In DPRK, young children and infants are suffering from infectious diseases, and the national immunization system is not implemented normally. Although some vaccines are provided by humanitarian assistance projects of international organizations, distribution and supply are limited, and many young children are still unable to obtain immunity against infectious diseases [21]. In the current situation that the major cause of deaths in young children under 5 years is malnutrition and infectious diseases, various humanitarian approach and support measures are needed for early recovery of vaccination system.
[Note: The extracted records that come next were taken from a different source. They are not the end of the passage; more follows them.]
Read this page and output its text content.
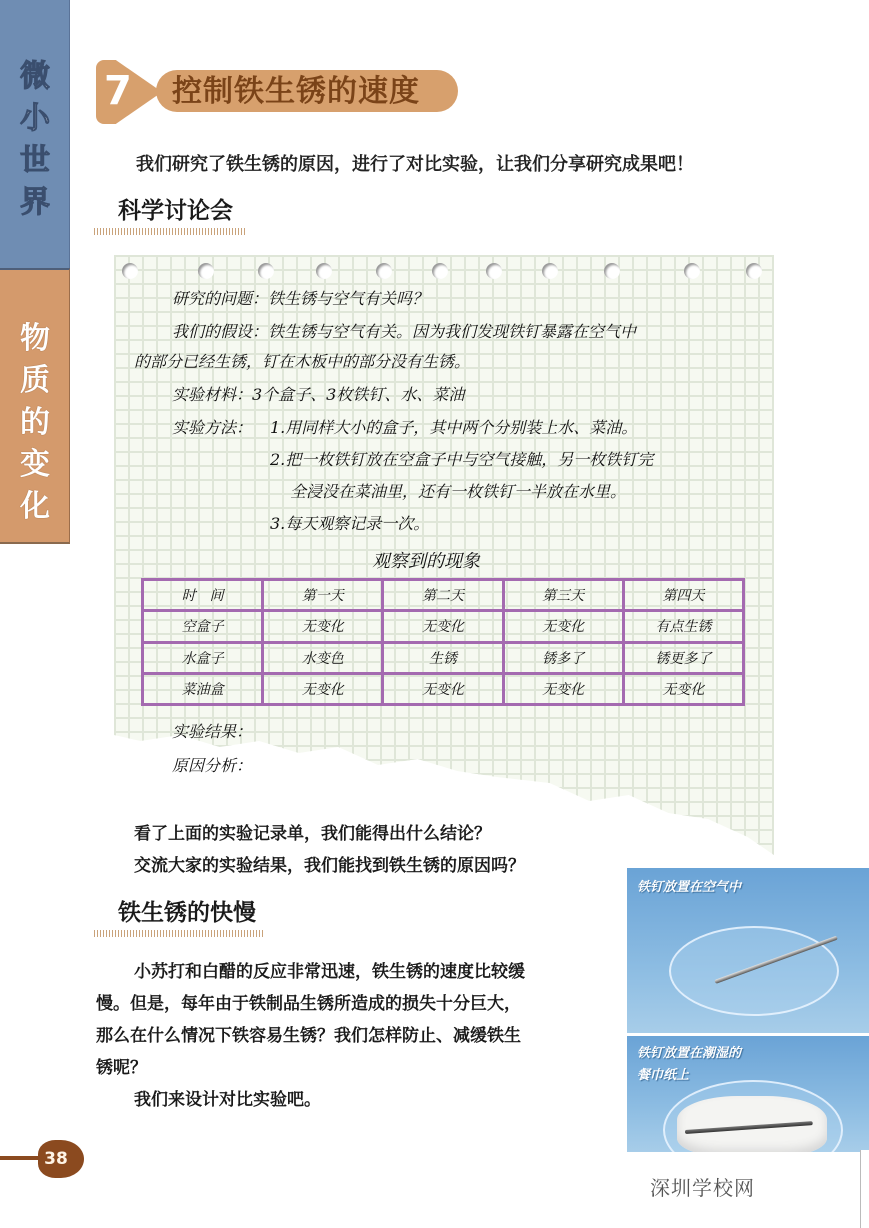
微
小
世
界
物
质
的
变
化
7	控制铁生锈的速度
我们研究了铁生锈的原因，进行了对比实验，让我们分享研究成果吧！
科学讨论会
研究的问题：铁生锈与空气有关吗？
我们的假设：铁生锈与空气有关。因为我们发现铁钉暴露在空气中
的部分已经生锈，钉在木板中的部分没有生锈。
实验材料：3个盒子、3枚铁钉、水、菜油
实验方法： 1.用同样大小的盒子，其中两个分别装上水、菜油。
2.把一枚铁钉放在空盒子中与空气接触，另一枚铁钉完
全浸没在菜油里，还有一枚铁钉一半放在水里。
3.每天观察记录一次。
观察到的现象
时　间	第一天	第二天	第三天	第四天
空盒子	无变化	无变化	无变化	有点生锈
水盒子	水变色	生锈	锈多了	锈更多了
菜油盒	无变化	无变化	无变化	无变化
实验结果：
原因分析：
看了上面的实验记录单，我们能得出什么结论？
交流大家的实验结果，我们能找到铁生锈的原因吗？
铁生锈的快慢
小苏打和白醋的反应非常迅速，铁生锈的速度比较缓
慢。但是，每年由于铁制品生锈所造成的损失十分巨大，
那么在什么情况下铁容易生锈？我们怎样防止、减缓铁生
锈呢？
我们来设计对比实验吧。
铁钉放置在空气中
铁钉放置在潮湿的
餐巾纸上
38
深圳学校网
A simple prediction suggests that an additional $ 106 million a year is needed to restore the DPRK’s immunization system after the reunification of the Korean peninsula.
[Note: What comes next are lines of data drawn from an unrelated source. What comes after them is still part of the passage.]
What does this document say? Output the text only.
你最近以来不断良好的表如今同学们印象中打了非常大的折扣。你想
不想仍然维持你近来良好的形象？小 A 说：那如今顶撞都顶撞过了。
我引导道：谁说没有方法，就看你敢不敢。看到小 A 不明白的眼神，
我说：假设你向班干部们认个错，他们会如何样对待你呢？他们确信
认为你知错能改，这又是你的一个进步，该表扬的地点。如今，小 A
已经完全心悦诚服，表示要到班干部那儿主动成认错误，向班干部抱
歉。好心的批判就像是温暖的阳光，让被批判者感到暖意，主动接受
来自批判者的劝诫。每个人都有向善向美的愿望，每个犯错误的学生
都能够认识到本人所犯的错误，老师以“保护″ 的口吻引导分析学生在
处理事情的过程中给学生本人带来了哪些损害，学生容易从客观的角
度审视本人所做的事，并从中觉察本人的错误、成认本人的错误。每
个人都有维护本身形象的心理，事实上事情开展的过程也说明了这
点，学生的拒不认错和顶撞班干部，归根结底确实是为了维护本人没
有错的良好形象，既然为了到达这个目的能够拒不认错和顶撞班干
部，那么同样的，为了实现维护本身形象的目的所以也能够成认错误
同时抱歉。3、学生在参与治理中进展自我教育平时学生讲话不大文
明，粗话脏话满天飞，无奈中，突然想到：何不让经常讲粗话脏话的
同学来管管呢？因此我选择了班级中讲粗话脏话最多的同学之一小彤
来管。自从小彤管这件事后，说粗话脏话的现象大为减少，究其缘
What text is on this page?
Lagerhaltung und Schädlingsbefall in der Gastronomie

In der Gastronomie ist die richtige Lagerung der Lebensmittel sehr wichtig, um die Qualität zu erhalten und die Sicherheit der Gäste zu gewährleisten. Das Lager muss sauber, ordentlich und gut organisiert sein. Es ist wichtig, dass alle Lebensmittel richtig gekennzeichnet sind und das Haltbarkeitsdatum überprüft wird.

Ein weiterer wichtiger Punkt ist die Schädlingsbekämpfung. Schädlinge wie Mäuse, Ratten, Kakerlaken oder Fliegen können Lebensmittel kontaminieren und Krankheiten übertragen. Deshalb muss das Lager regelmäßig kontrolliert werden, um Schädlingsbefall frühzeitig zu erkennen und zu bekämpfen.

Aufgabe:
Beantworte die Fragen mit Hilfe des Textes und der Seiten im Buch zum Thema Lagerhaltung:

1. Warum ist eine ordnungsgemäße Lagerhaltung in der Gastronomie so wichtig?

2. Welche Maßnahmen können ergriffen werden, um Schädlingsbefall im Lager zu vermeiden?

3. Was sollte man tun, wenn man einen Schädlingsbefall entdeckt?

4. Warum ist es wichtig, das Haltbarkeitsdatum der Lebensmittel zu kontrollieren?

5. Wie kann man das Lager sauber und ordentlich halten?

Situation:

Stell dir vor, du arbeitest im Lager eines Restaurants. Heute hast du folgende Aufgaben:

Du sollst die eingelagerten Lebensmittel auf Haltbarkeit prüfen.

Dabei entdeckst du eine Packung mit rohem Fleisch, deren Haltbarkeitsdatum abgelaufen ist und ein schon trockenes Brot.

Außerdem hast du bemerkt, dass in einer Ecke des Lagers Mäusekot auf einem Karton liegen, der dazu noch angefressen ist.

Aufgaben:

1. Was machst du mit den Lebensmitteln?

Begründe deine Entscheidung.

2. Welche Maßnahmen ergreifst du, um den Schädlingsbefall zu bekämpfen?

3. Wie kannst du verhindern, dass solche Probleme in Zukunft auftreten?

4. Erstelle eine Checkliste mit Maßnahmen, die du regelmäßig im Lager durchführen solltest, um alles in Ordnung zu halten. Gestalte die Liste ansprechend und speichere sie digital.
According to ROK government data, the number of DPRK defectors living in ROK exceeded 30,000 in mid-2016 [22]. Of the defectors who settled in ROK, 110 were doctors, 158 were nurses, and 9 were pharmacists [23]. The healthcare situation of DPRK’s children and infants revealed through their testimony was much worse than that already known by UNICEF or WHO figures. Unfortunately, vaccine medicines have been introduced into DPRK through international relief organizations, including UNICEF. However, only a small amount is supplied to ordinary people because of the strong control of the DPRK government, and the amount used for strengthening immunity of DPRK’s children was extremely small. On the other hand, Inter- Korean Cooperation Fund (IKCF) has been established by ROK and is being supported every year. Cumulative amount executed in the last 5 years (2012~2016) is 943 million dollars. Among them, humanitarian aid projects amounted to US $ 3.92 million, only 0.5% of the total. In other words, if the current Korean Unification Fund or the IKCF are used and the DPRK government accepts the import of medicines or gratuitous supplies, it is possible to supply the entire amount of vaccine for childhood vaccination that DPRK needs immediately [24]. In June 2017, the DPRK government requested a $ 6 million humanitarian grant from the ROK government to conduct a population surveys. However, due to recent political issues, DPRK is receiving international economic sanctions; it is a troubled and unfortunate situation.

Finally, the results of this study addressed the actual situation of vaccination against DPRK’s children. However, some of the defectors were selected indirectly in a short period of time by selecting a small number of experts, the amount of information collected was low, and the subjectivity was not fully eliminated.

Conflict of Interest

The authors declare that they have no conflict of interest.